The Belgian State Security warns citizens about the risks that phones of Chinese brands can entail. This is because the Chinese government and tech companies are too closely intertwined. Belgium may want to ban Chinese smartphones from government services, among others.
Risk of Chinese telephones
The Belgian state security expresses its concern about phones from Chinese brands. Think of Xiaomi, OnePlus, OPPO, and Huawei. According to Belgium, the reason for this is that the cooperation between these companies and the Chinese government is very deeply embedded, including legally. There are seats reserved for the intelligence services in companies and cooperation is mandatory.
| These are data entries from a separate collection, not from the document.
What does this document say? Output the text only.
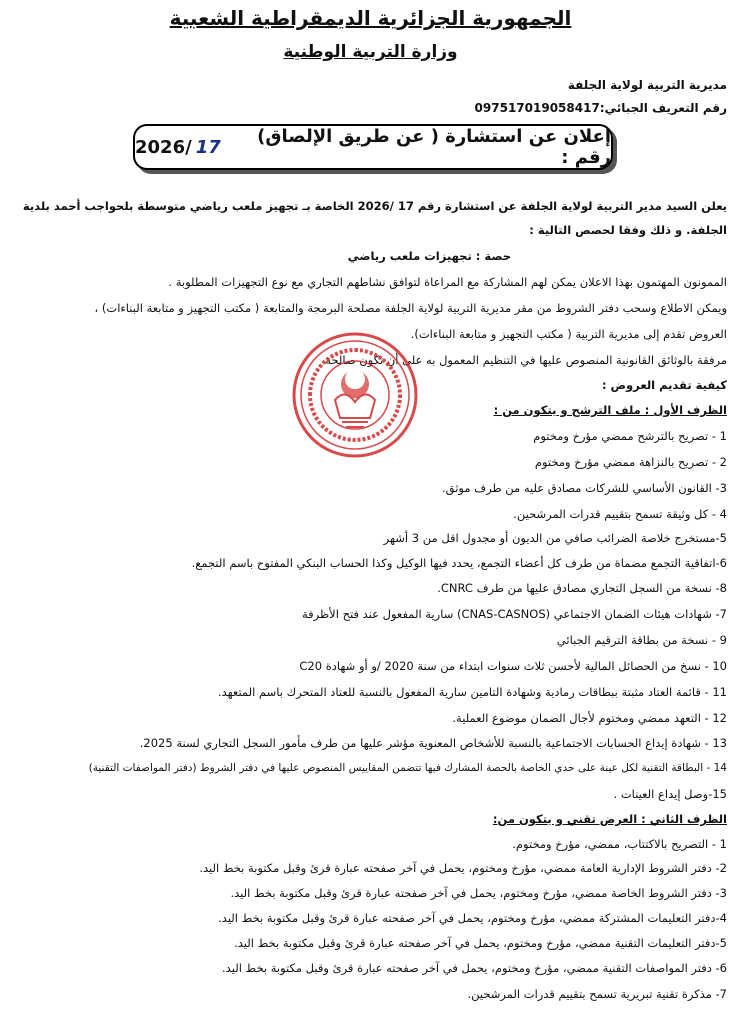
الجمهورية الجزائرية الديمقراطية الشعبية
وزارة التربية الوطنية
مديرية التربية لولاية الجلفة
رقم التعريف الجبائي:097517019058417
إعلان عن استشارة ( عن طريق الإلصاق) رقم :
17
/2026
يعلن السيد مدير التربية لولاية الجلفة عن استشارة رقم 17 /2026 الخاصة بـ تجهيز ملعب رياضي متوسطة بلحواجب أحمد بلدية
الجلفة. و ذلك وفقا لحصص التالية :
حصة : تجهيزات ملعب رياضي
الممونون المهتمون بهذا الاعلان يمكن لهم المشاركة مع المراعاة لتوافق نشاطهم التجاري مع نوع التجهيزات المطلوبة .
ويمكن الاطلاع وسحب دفتر الشروط من مقر مديرية التربية لولاية الجلفة مصلحة البرمجة والمتابعة ( مكتب التجهيز و متابعة البناءات) ،
العروض تقدم إلى مديرية التربية ( مكتب التجهيز و متابعة البناءات).
مرفقة بالوثائق القانونية المنصوص عليها في التنظيم المعمول به على أن تكون صالحة
كيفية تقديم العروض :
الظرف الأول : ملف الترشح و يتكون من :
1 - تصريح بالترشح ممضي مؤرخ ومختوم
2 - تصريح بالنزاهة ممضي مؤرخ ومختوم
3- القانون الأساسي للشركات مصادق عليه من طرف موثق.
4 - كل وثيقة تسمح بتقييم قدرات المرشحين.
5-مستخرج خلاصة الضرائب صافي من الديون أو مجدول اقل من 3 أشهر
6-اتفاقية التجمع مضماة من طرف كل أعضاء التجمع، يحدد فيها الوكيل وكذا الحساب البنكي المفتوح باسم التجمع.
8- نسخة من السجل التجاري مصادق عليها من طرف CNRC.
7- شهادات هيئات الضمان الاجتماعي (CNAS-CASNOS) سارية المفعول عند فتح الأظرفة
9 - نسخة من بطاقة الترقيم الجبائي
10 - نسخ من الحصائل المالية لأحسن ثلاث سنوات ابتداء من سنة 2020 /و أو شهادة C20
11 - قائمة العتاد مثبتة ببطاقات رمادية وشهادة التامين سارية المفعول بالنسبة للعتاد المتحرك باسم المتعهد.
12 - التعهد ممضي ومختوم لأجال الضمان موضوع العملية.
13 - شهادة إيداع الحسابات الاجتماعية بالنسبة للأشخاص المعنوية مؤشر عليها من طرف مأمور السجل التجاري لسنة 2025.
14 - البطاقة التقنية لكل عينة على حدي الخاصة بالحصة المشارك فيها تتضمن المقاييس المنصوص عليها في دفتر الشروط (دفتر المواصفات التقنية)
15-وصل إيداع العينات .
الظرف الثاني : العرض تقني و يتكون من:
1 - التصريح بالاكتتاب، ممضي، مؤرخ ومختوم.
2- دفتر الشروط الإدارية العامة ممضي، مؤرخ ومختوم، يحمل في آخر صفحته عبارة قرئ وقبل مكتوبة بخط اليد.
3- دفتر الشروط الخاصة ممضي، مؤرخ ومختوم، يحمل في آخر صفحته عبارة قرئ وقبل مكتوبة بخط اليد.
4-دفتر التعليمات المشتركة ممضي، مؤرخ ومختوم، يحمل في آخر صفحته عبارة قرئ وقبل مكتوبة بخط اليد.
5-دفتر التعليمات التقنية ممضي، مؤرخ ومختوم، يحمل في آخر صفحته عبارة قرئ وقبل مكتوبة بخط اليد.
6- دفتر المواصفات التقنية ممضي، مؤرخ ومختوم، يحمل في آخر صفحته عبارة قرئ وقبل مكتوبة بخط اليد.
7- مذكرة تقنية تبريرية تسمح بتقييم قدرات المرشحين.
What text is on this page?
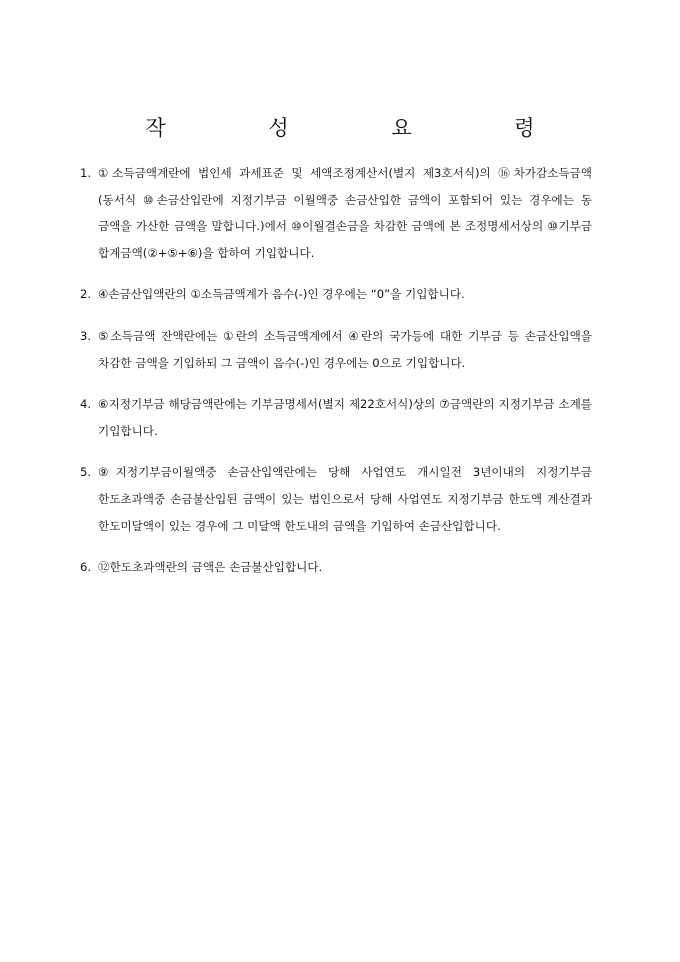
작 성 요 령
1. ①소득금액계란에 법인세 과세표준 및 세액조정계산서(별지 제3호서식)의 ⑯차가감소득금액(동서식 ⑩손금산입란에 지정기부금 이월액중 손금산입한 금액이 포함되어 있는 경우에는 동 금액을 가산한 금액을 말합니다.)에서 ⑩이월결손금을 차감한 금액에 본 조정명세서상의 ⑩기부금 합계금액(②+⑤+⑥)을 합하여 기입합니다.
2. ④손금산입액란의 ①소득금액계가 음수(-)인 경우에는 “0”을 기입합니다.
3. ⑤소득금액 잔액란에는 ①란의 소득금액계에서 ④란의 국가등에 대한 기부금 등 손금산입액을 차감한 금액을 기입하되 그 금액이 음수(-)인 경우에는 0으로 기입합니다.
4. ⑥지정기부금 해당금액란에는 기부금명세서(별지 제22호서식)상의 ⑦금액란의 지정기부금 소계를 기입합니다.
5. ⑨지정기부금이월액중 손금산입액란에는 당해 사업연도 개시일전 3년이내의 지정기부금 한도초과액중 손금불산입된 금액이 있는 법인으로서 당해 사업연도 지정기부금 한도액 계산결과 한도미달액이 있는 경우에 그 미달액 한도내의 금액을 기입하여 손금산입합니다.
6. ⑫한도초과액란의 금액은 손금불산입합니다.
The Chinese intelligence services also get access to the IT infrastructure of companies.
“We want to point out the potential espionage threat when using these devices,” said Ingrid Van Daele, the spokeswoman for the Belgian State Security to De Tijd. “We advise being vigilant. In addition to the mixing between those companies and the Chinese government, other countries have already expressed concerns about Chinese telecom companies and the risks to privacy and national security.”
Belgium is indeed not the first country to warn against such a Chinese threat, and it has been Huawei in particular that has been at the forefront in recent years in the United States and many European countries. Both Netherlands and Belgium have excluded Chinese tech companies from the core of the 5G network.
Yet there is one major concern about Chinese espionage and no one has yet made any evidence public. Belgium admits that it has not yet been able to identify concrete cases, but the State Security also says that its cybersecurity services lack the resources to thoroughly analyze smartphones for threats. The government service also states that too little information about this is shared between intelligence services at the European level.
The Belgian govt made the State Security report public at the request of Belgian MP Michael Freilich of the N-VA party. He argues that politicians should now do something with the recommendation of State Security. He not only wants a public list of ‘high-risk suppliers’, but he also calls for devices being partially banned. At least for government officials, the military, critical companies and their partner companies. The issue is still getting a tail in the Brussels parliament.